Why apply for withholding of removal if winning it is less useful than obtaining asylum?
Generally, when a person files for asylum they automatically file for withholding at the same time. There is no one-year filing deadline for withholding applications, and it is not discretionary. That is, if someone proves that they are eligible for withholding, a judge must grant the application. There are also certain crimes which may disqualify applicants from winning asylum, but do not disqualify them from withholding of removal.
Convention Against Torture (CAT)
Convention against Torture relief is an extremely rare grant of protection from deportation that an immigration judge grants for individuals who fear torture in their home country. To qualify for CAT, an applicant must demonstrate a clear probability (more than a 50% chance) that they will be tortured either directly by or with the acquiescence of the government of their country of origin. This is an extremely difficult legal showing to make, and consequently, only about 2-3% of all applications for CAT are granted across the country.
What would be considered torture for purposes of CAT?
For an act to be considered torture, it must be an extreme form of cruel and inhuman treatment, it must cause severe physical or mental pain and suffering, and it must be specifically intended to cause severe pain and suffering.

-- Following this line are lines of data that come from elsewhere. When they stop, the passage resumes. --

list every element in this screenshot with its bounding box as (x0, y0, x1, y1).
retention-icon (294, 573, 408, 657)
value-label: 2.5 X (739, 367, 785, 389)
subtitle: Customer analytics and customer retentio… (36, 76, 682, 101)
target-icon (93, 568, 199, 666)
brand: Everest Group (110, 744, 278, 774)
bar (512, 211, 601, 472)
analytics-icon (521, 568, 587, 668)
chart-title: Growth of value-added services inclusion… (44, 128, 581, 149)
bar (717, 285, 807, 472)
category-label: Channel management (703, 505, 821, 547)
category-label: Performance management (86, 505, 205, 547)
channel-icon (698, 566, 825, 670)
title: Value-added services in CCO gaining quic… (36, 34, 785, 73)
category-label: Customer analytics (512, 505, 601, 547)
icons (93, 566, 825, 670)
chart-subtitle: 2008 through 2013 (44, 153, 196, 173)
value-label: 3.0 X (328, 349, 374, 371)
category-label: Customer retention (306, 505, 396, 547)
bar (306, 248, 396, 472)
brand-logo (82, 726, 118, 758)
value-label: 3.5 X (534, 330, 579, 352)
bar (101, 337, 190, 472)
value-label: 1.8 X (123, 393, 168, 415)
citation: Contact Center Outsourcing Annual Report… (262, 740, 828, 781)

Additionally, torture is an act inflicted for such purposes as obtaining from the victim or a third person information or a confession, punishing the victim for an act he or she or a third person has committed or is suspected of having committed, intimidating or coercing the victim or a third person, or for any reason based on discrimination on any kind.
Why apply for CAT?
Certain individuals are legally ineligible for both asylum and withholding of removal and relief under CAT is the only chance they have to remain in this country. Most commonly, this occurs when an individual has been convicted of a “particularly serious crime” in the United States. People who have been sentenced to combined total of five or more years of imprisonment for convictions for “aggravated felonies,” and people who have criminal convictions related to selling drugs are almost always considered to have committed a particularly serious crime.
Other types of criminal convictions that may be considered “particularly serious crimes” are those that involve significant violence, harm, or a serious risk of injury to others. Other factors that may make a person eligible only for CAT include commission of a “serious nonpolitical crime” outside of the United States, persecution of others, or participation or support of terrorist groups.
Almost all people who qualify only for CAT are subject to mandatory detention during the course of their removal proceedings, meaning that they do not qualify to be released from immigration detention on parole or after paying bond. In some instances, the US government will continue to detain an individual even after they have been granted CAT if the government consider them to be a danger to the community.
How do I apply for CAT relief?
To apply for CAT, you must check the box at the top of Page 1 of the application and fully complete Form I-589. You must also include a detailed explanation of why you fear torture. In your response, you must write about any mistreatment you experienced or any threats made against you by a government or somebody connected to a government. Only immigration judges and the Board of Immigration Appeals (BIA) may grant CAT. If you have applied for asylum, the immigration judge will first determine whether you are eligible for asylum or withholding of removal. If you are not eligible for either, then the immigration judge will determine whether the CAT prohibits your removal to a country where you fear torture.